Question: When I do these it feels like my shoulders want to lift up off the floor and my neck strains. Is that how it should feel?

Anna Maltby's avatar

Ooh, you are not the first person who has asked me this Q, and I’m sorry I forgot to include it in the post! This should get easier over time, but a few things to keep in mind for now:

Keep shoulders away from your ears — think “long neck.” Feel your shoulders anchoring to the floor, opening your chest toward the ceiling.

Use a strong exhale and feel your ribcage closing together and down — like the bottom of your ribs is trying to pull toward your pubic bone. But try not to allow this engagement to change the shape of your spine.

Use your arms to help you anchor: You can either press your hands and triceps firmly into the floor by your sides, OR bring your index fingers and thumbs together to form a little diamond shape, and place this under your hips. You should still be able to wiggle your fingers. Keep your hands there and press your elbows down to help you stabilize as you move.

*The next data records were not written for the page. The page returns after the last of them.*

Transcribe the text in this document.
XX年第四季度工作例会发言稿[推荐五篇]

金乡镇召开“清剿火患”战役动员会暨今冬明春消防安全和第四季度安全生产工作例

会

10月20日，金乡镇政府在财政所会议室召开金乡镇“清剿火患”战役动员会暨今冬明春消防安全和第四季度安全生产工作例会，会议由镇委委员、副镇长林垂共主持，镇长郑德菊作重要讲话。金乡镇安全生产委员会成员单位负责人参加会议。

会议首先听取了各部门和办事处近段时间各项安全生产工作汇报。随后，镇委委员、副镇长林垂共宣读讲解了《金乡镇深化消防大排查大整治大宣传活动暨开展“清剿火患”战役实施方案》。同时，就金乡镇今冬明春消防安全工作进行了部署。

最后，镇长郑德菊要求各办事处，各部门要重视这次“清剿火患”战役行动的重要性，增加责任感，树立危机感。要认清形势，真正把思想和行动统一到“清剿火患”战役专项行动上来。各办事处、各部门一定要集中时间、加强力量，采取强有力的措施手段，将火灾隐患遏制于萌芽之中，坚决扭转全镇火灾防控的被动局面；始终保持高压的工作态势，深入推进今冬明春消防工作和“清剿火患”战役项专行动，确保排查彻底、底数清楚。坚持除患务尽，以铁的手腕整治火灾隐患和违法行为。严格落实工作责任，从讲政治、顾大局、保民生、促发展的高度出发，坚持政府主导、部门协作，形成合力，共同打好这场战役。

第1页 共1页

Make the movement VERY SMALL to start. Sometimes even just practicing holding the tabletop position with your legs can be a really good starting point! When you’re ready, you can move your legs just a few inches forward, then back.

Untrickled by Michelle Teheux's avatar

I wish I could figure this stuff out. I struggle to do any such exercise. My abdominals are a mess (big babies, abdominal surgeries) and I always catch myself holding my breath when I need my abs to do something hard.

I don’t think I’ve ever done such exercises “right.” I think I always use my back. Certainly I’ve never experienced any kind of soreness the next day in my abs that would suggest they actually did any work.

Anna Maltby's avatar

I can just feel your frustration! I think you’re on to something with the breath holding, though. Practicing diaphragmatic breath until you really have it down, then gradually adding load, could be the key. Happy to brainstorm more; feel free to DM me!